Cuenco, who has a long standing conflict with the mayor, is the main proponent of the measure to divide the south district, which has a population of 427,707, into two congressional districts.

Cuenco said he was shocked by the mayor’s and the councilors’ move, saying he did not expect them to withdraw their support for the bill.
He said he is saddened by the councilors’ move, because all eight councilors agreed with the creation of the third district when he consulted them about it.

”This is getting to me. Why are our councilors acting like they don’t have any backbone? They already committed to support the bill and just because the mayor said not to, they are now objecting. It’s abominable. I did not think they would do that, just because the mayor told them,” Cuenco said.
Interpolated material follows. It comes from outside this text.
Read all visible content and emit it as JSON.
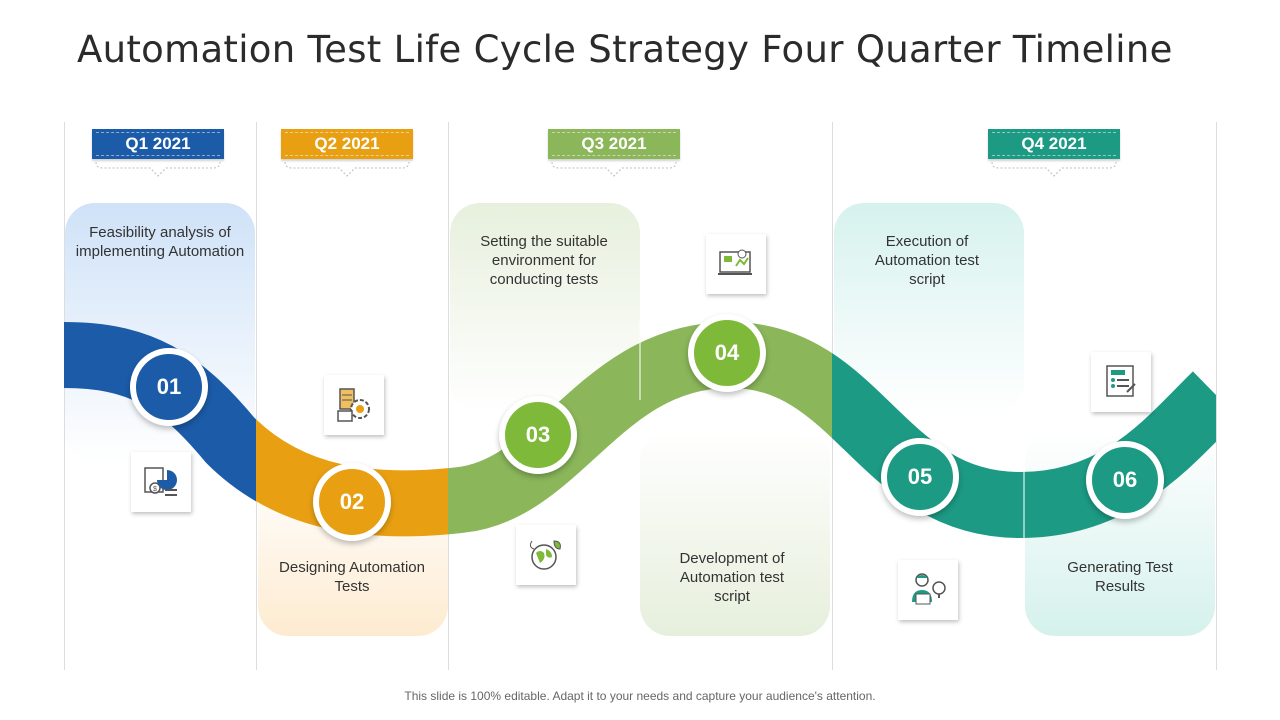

He said, though, that he will leave the councilors alone and will let them oppose the bill, saying that this is a free country.

Cebu City Councilor Gerardo Carillo said they believe that HB 5702 is unconstitutional, since it violates the provision on the equal protection clause, or Section 5 (3), article VI of the Constitution.

The provision states that “each legislative district shall comprise, as far as practicable, contiguous, compact and adjacent territory. Each city with a population of at least 250,000, or each province, shall have at least one representative.”

They said that the creation of a third district will result in a representation where one of the two districts will be left with a population of only 173,680.

”We think a status quo is better because the City is not prepared for a new district because it will hurt our finances if we add eight councilors. Also, the required population will not be met,” Carillo said.

Cuenco said is proposing to create another district to increase the congressional district funds for the city’s barangays for more services.
The second district will have a population of around 252,000, while the third district will have around 180,000.

Although it does not meet the minimum requirement of 250,000, Cuenco believes the issue is debatable, especially after the Senate approved the split of several cities in Luzon into two districts even if their population was only 400,000 and 450,000 for some cities.

He cited the cities of San Juan, Marikina, Mandaluyog and Makati as examples of cities that were able to have a new district even if their population was less than 250,000.